Well, this one is good. A guy goes to the doctor. Doctor: 'What seems to be the problem?' Guy: 'I keep seeing spots in front of my eyes.' Doctor: 'Didn't the new glasses help?' Guy: 'Sure, now I see the spots more clearly.' Another one: I got carded at the liquor store. I showed my library card. They were not amused.
Sure. Story 1: I told my wife she was drawing her eyebrows too high. She looked surprised. Story 2: I asked the gym instructor if he could teach me to do the splits. He said, 'How flexible are you?' I said, 'I can't make it to the gym on Tuesdays.'
One: I told my dog he was adopted. He looked at me, sniffed, and went back to sleep. He doesn't care.
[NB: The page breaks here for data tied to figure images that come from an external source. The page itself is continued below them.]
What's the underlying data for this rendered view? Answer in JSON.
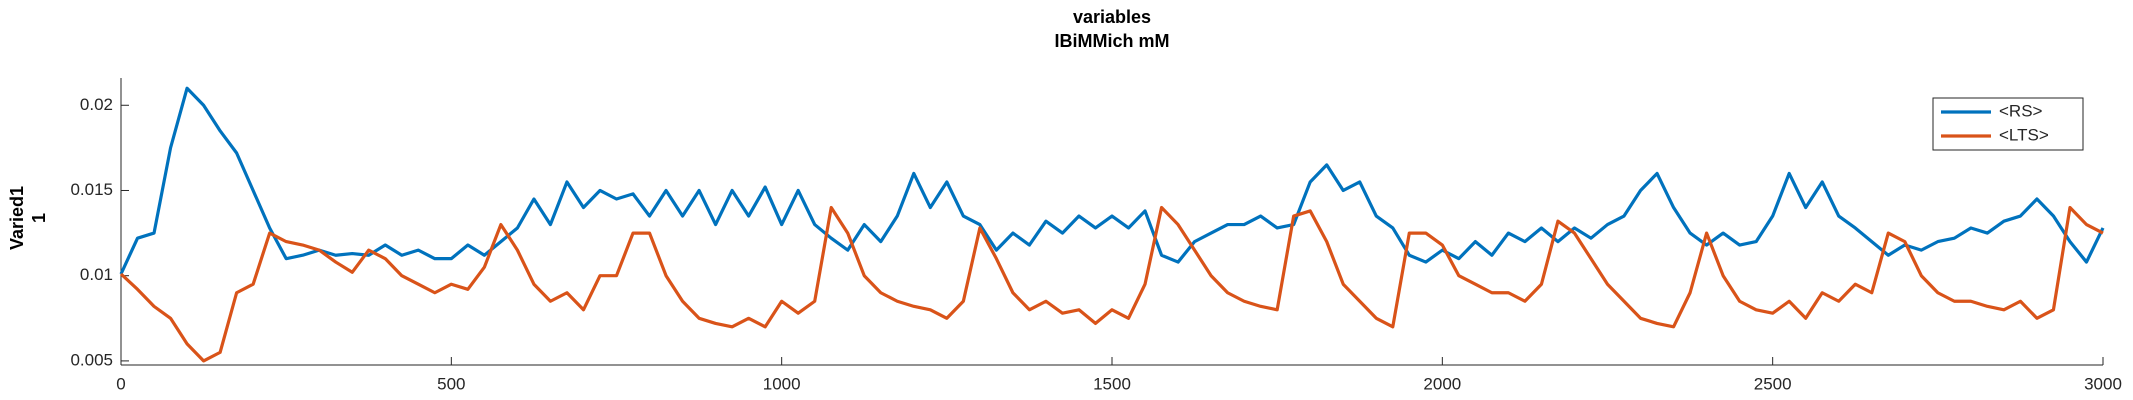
{
  "chart_data": {
    "type": "line",
    "title": "variables",
    "subtitle": "IBiMMich mM",
    "y_label": [
      "Varied1",
      "1"
    ],
    "x": [
      0,
      25,
      50,
      75,
      100,
      125,
      150,
      175,
      200,
      225,
      250,
      275,
      300,
      325,
      350,
      375,
      400,
      425,
      450,
      475,
      500,
      525,
      550,
      575,
      600,
      625,
      650,
      675,
      700,
      725,
      750,
      775,
      800,
      825,
      850,
      875,
      900,
      925,
      950,
      975,
      1000,
      1025,
      1050,
      1075,
      1100,
      1125,
      1150,
      1175,
      1200,
      1225,
      1250,
      1275,
      1300,
      1325,
      1350,
      1375,
      1400,
      1425,
      1450,
      1475,
      1500,
      1525,
      1550,
      1575,
      1600,
      1625,
      1650,
      1675,
      1700,
      1725,
      1750,
      1775,
      1800,
      1825,
      1850,
      1875,
      1900,
      1925,
      1950,
      1975,
      2000,
      2025,
      2050,
      2075,
      2100,
      2125,
      2150,
      2175,
      2200,
      2225,
      2250,
      2275,
      2300,
      2325,
      2350,
      2375,
      2400,
      2425,
      2450,
      2475,
      2500,
      2525,
      2550,
      2575,
      2600,
      2625,
      2650,
      2675,
      2700,
      2725,
      2750,
      2775,
      2800,
      2825,
      2850,
      2875,
      2900,
      2925,
      2950,
      2975,
      3000
    ],
    "series": [
      {
        "name": "<RS>",
        "color": "#0072bd",
        "values": [
          0.0101,
          0.0122,
          0.0125,
          0.0175,
          0.021,
          0.02,
          0.0185,
          0.0172,
          0.015,
          0.0128,
          0.011,
          0.0112,
          0.0115,
          0.0112,
          0.0113,
          0.0112,
          0.0118,
          0.0112,
          0.0115,
          0.011,
          0.011,
          0.0118,
          0.0112,
          0.012,
          0.0128,
          0.0145,
          0.013,
          0.0155,
          0.014,
          0.015,
          0.0145,
          0.0148,
          0.0135,
          0.015,
          0.0135,
          0.015,
          0.013,
          0.015,
          0.0135,
          0.0152,
          0.013,
          0.015,
          0.013,
          0.0122,
          0.0115,
          0.013,
          0.012,
          0.0135,
          0.016,
          0.014,
          0.0155,
          0.0135,
          0.013,
          0.0115,
          0.0125,
          0.0118,
          0.0132,
          0.0125,
          0.0135,
          0.0128,
          0.0135,
          0.0128,
          0.0138,
          0.0112,
          0.0108,
          0.012,
          0.0125,
          0.013,
          0.013,
          0.0135,
          0.0128,
          0.013,
          0.0155,
          0.0165,
          0.015,
          0.0155,
          0.0135,
          0.0128,
          0.0112,
          0.0108,
          0.0115,
          0.011,
          0.012,
          0.0112,
          0.0125,
          0.012,
          0.0128,
          0.012,
          0.0128,
          0.0122,
          0.013,
          0.0135,
          0.015,
          0.016,
          0.014,
          0.0125,
          0.0118,
          0.0125,
          0.0118,
          0.012,
          0.0135,
          0.016,
          0.014,
          0.0155,
          0.0135,
          0.0128,
          0.012,
          0.0112,
          0.0118,
          0.0115,
          0.012,
          0.0122,
          0.0128,
          0.0125,
          0.0132,
          0.0135,
          0.0145,
          0.0135,
          0.012,
          0.0108,
          0.0128
        ]
      },
      {
        "name": "<LTS>",
        "color": "#d95319",
        "values": [
          0.0101,
          0.0092,
          0.0082,
          0.0075,
          0.006,
          0.005,
          0.0055,
          0.009,
          0.0095,
          0.0125,
          0.012,
          0.0118,
          0.0115,
          0.0108,
          0.0102,
          0.0115,
          0.011,
          0.01,
          0.0095,
          0.009,
          0.0095,
          0.0092,
          0.0105,
          0.013,
          0.0115,
          0.0095,
          0.0085,
          0.009,
          0.008,
          0.01,
          0.01,
          0.0125,
          0.0125,
          0.01,
          0.0085,
          0.0075,
          0.0072,
          0.007,
          0.0075,
          0.007,
          0.0085,
          0.0078,
          0.0085,
          0.014,
          0.0125,
          0.01,
          0.009,
          0.0085,
          0.0082,
          0.008,
          0.0075,
          0.0085,
          0.0128,
          0.011,
          0.009,
          0.008,
          0.0085,
          0.0078,
          0.008,
          0.0072,
          0.008,
          0.0075,
          0.0095,
          0.014,
          0.013,
          0.0115,
          0.01,
          0.009,
          0.0085,
          0.0082,
          0.008,
          0.0135,
          0.0138,
          0.012,
          0.0095,
          0.0085,
          0.0075,
          0.007,
          0.0125,
          0.0125,
          0.0118,
          0.01,
          0.0095,
          0.009,
          0.009,
          0.0085,
          0.0095,
          0.0132,
          0.0125,
          0.011,
          0.0095,
          0.0085,
          0.0075,
          0.0072,
          0.007,
          0.009,
          0.0125,
          0.01,
          0.0085,
          0.008,
          0.0078,
          0.0085,
          0.0075,
          0.009,
          0.0085,
          0.0095,
          0.009,
          0.0125,
          0.012,
          0.01,
          0.009,
          0.0085,
          0.0085,
          0.0082,
          0.008,
          0.0085,
          0.0075,
          0.008,
          0.014,
          0.013,
          0.0125
        ]
      }
    ],
    "xlim": [
      0,
      3000
    ],
    "xticks": [
      0,
      500,
      1000,
      1500,
      2000,
      2500,
      3000
    ],
    "ylim": [
      0.00476,
      0.0216
    ],
    "yticks": [
      0.005,
      0.01,
      0.015,
      0.02
    ],
    "legend": "northeast"
  }
}
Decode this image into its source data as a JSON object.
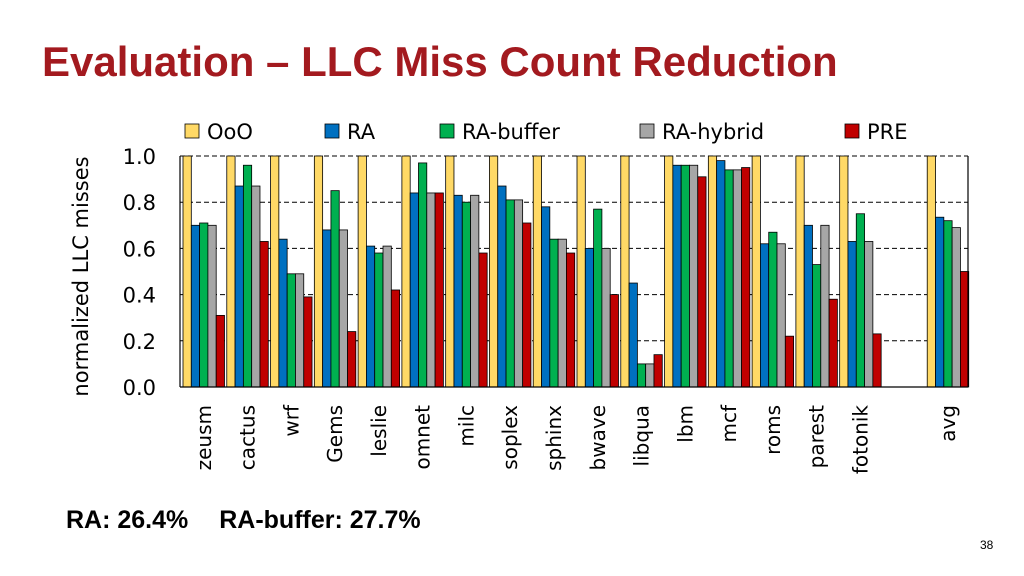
{
  "slide": {
    "title": "Evaluation – LLC Miss Count Reduction",
    "summary_ra": "RA: 26.4%",
    "summary_rabuffer": "RA-buffer: 27.7%",
    "page_number": "38"
  },
  "chart_data": {
    "type": "bar",
    "ylabel": "normalized LLC misses",
    "xlabel": "",
    "ylim": [
      0,
      1.0
    ],
    "yticks": [
      "0.0",
      "0.2",
      "0.4",
      "0.6",
      "0.8",
      "1.0"
    ],
    "grid": true,
    "legend_position": "top",
    "categories": [
      "zeusm",
      "cactus",
      "wrf",
      "Gems",
      "leslie",
      "omnet",
      "milc",
      "soplex",
      "sphinx",
      "bwave",
      "libqua",
      "lbm",
      "mcf",
      "roms",
      "parest",
      "fotonik",
      "",
      "avg"
    ],
    "series": [
      {
        "name": "OoO",
        "color": "#ffd966",
        "values": [
          1.0,
          1.0,
          1.0,
          1.0,
          1.0,
          1.0,
          1.0,
          1.0,
          1.0,
          1.0,
          1.0,
          1.0,
          1.0,
          1.0,
          1.0,
          1.0,
          null,
          1.0
        ]
      },
      {
        "name": "RA",
        "color": "#0070c0",
        "values": [
          0.7,
          0.87,
          0.64,
          0.68,
          0.61,
          0.84,
          0.83,
          0.87,
          0.78,
          0.6,
          0.45,
          0.96,
          0.98,
          0.62,
          0.7,
          0.63,
          null,
          0.735
        ]
      },
      {
        "name": "RA-buffer",
        "color": "#00b050",
        "values": [
          0.71,
          0.96,
          0.49,
          0.85,
          0.58,
          0.97,
          0.8,
          0.81,
          0.64,
          0.77,
          0.1,
          0.96,
          0.94,
          0.67,
          0.53,
          0.75,
          null,
          0.72
        ]
      },
      {
        "name": "RA-hybrid",
        "color": "#a6a6a6",
        "values": [
          0.7,
          0.87,
          0.49,
          0.68,
          0.61,
          0.84,
          0.83,
          0.81,
          0.64,
          0.6,
          0.1,
          0.96,
          0.94,
          0.62,
          0.7,
          0.63,
          null,
          0.69
        ]
      },
      {
        "name": "PRE",
        "color": "#c00000",
        "values": [
          0.31,
          0.63,
          0.39,
          0.24,
          0.42,
          0.84,
          0.58,
          0.71,
          0.58,
          0.4,
          0.14,
          0.91,
          0.95,
          0.22,
          0.38,
          0.23,
          null,
          0.5
        ]
      }
    ]
  }
}
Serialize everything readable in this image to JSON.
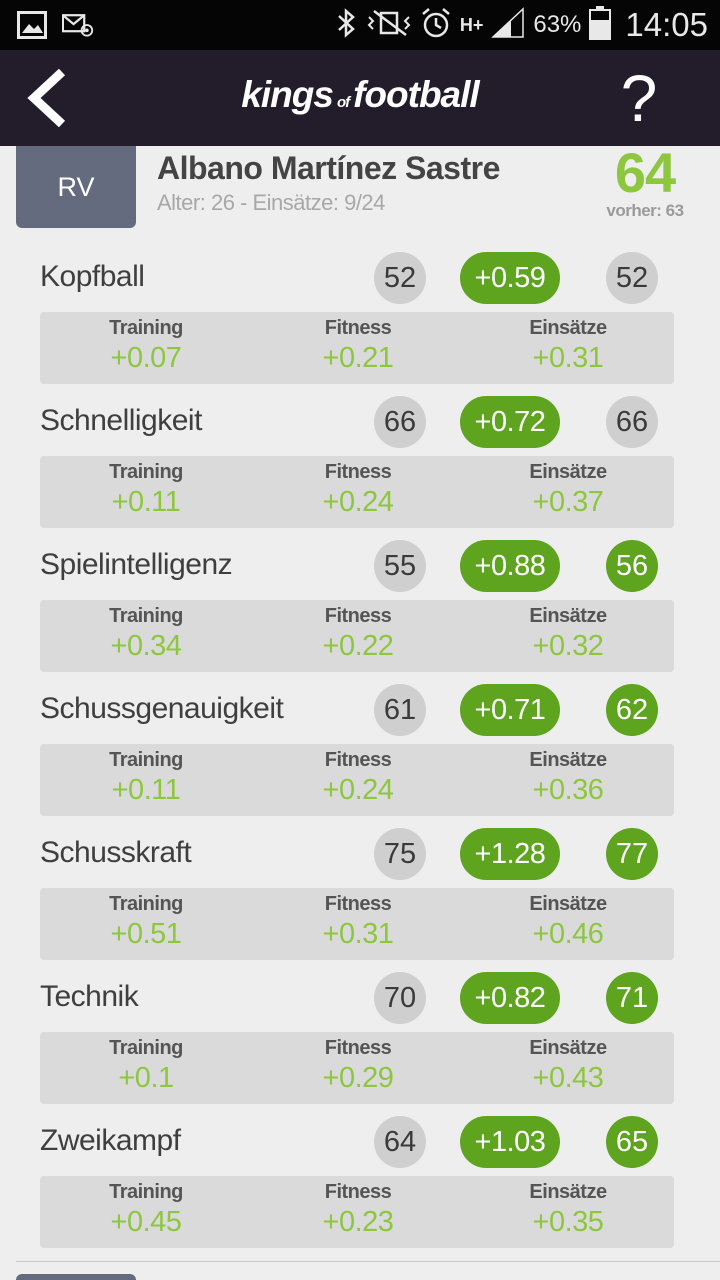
{
  "status_bar": {
    "battery": "63%",
    "network": "H+",
    "time": "14:05",
    "icons": [
      "gallery-icon",
      "email-icon",
      "bluetooth-icon",
      "vibrate-icon",
      "alarm-icon",
      "signal-icon",
      "battery-icon"
    ]
  },
  "app_bar": {
    "logo_left": "kings",
    "logo_mid": "of",
    "logo_right": "football",
    "help": "?"
  },
  "player": {
    "position": "RV",
    "name": "Albano Martínez Sastre",
    "subtitle": "Alter: 26 - Einsätze: 9/24",
    "rating": "64",
    "previous": "vorher: 63"
  },
  "labels": {
    "training": "Training",
    "fitness": "Fitness",
    "einsaetze": "Einsätze"
  },
  "attributes": [
    {
      "name": "Kopfball",
      "old": "52",
      "change": "+0.59",
      "new": "52",
      "new_up": false,
      "training": "+0.07",
      "fitness": "+0.21",
      "einsaetze": "+0.31"
    },
    {
      "name": "Schnelligkeit",
      "old": "66",
      "change": "+0.72",
      "new": "66",
      "new_up": false,
      "training": "+0.11",
      "fitness": "+0.24",
      "einsaetze": "+0.37"
    },
    {
      "name": "Spielintelligenz",
      "old": "55",
      "change": "+0.88",
      "new": "56",
      "new_up": true,
      "training": "+0.34",
      "fitness": "+0.22",
      "einsaetze": "+0.32"
    },
    {
      "name": "Schussgenauigkeit",
      "old": "61",
      "change": "+0.71",
      "new": "62",
      "new_up": true,
      "training": "+0.11",
      "fitness": "+0.24",
      "einsaetze": "+0.36"
    },
    {
      "name": "Schusskraft",
      "old": "75",
      "change": "+1.28",
      "new": "77",
      "new_up": true,
      "training": "+0.51",
      "fitness": "+0.31",
      "einsaetze": "+0.46"
    },
    {
      "name": "Technik",
      "old": "70",
      "change": "+0.82",
      "new": "71",
      "new_up": true,
      "training": "+0.1",
      "fitness": "+0.29",
      "einsaetze": "+0.43"
    },
    {
      "name": "Zweikampf",
      "old": "64",
      "change": "+1.03",
      "new": "65",
      "new_up": true,
      "training": "+0.45",
      "fitness": "+0.23",
      "einsaetze": "+0.35"
    }
  ],
  "colors": {
    "appbar": "#221c2b",
    "accent_green": "#5ea41e",
    "value_green": "#8dc63f",
    "badge": "#646b7f"
  }
}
Another: I asked the librarian if the library had any books on paranoia. She whispered, 'They're right behind you!'
Story 1: A cat saw a mirror. It thought it was another cat. So it hissed for an hour. Story 2: I told my plant a joke. It didn't laugh. Maybe it needs better ears. Story 3: I bought shoes online. They looked great. But they were for the wrong foot.
Once I was in the grocery line and the person in front of me had a cart full of nothing but different kinds of cat food. And their cat was actually sitting on top of the cart looking all proud. It was really funny.
A: I'm reading a book on anti - gravity. It's impossible to put down. B: I got a job at a bakery because I kneaded dough. Then I realized they just wanted me to clean the floors.
There was this story where a boy approached a girl and said, 'Do you have a map? I keep getting lost in your eyes.' It was such a classic line. The girl blushed and they ended up having a great conversation. Chat up lines like these can be a fun way to start a connection, even if they are a bit corny. They show the person's interest in a light - hearted way.
Here are two -line funny stories. Story 1: My dog used to chase people on a bike a lot. It got so bad, finally I had to take his bike away. Story 2: I'm reading a book about anti -gravity. It's impossible to put down.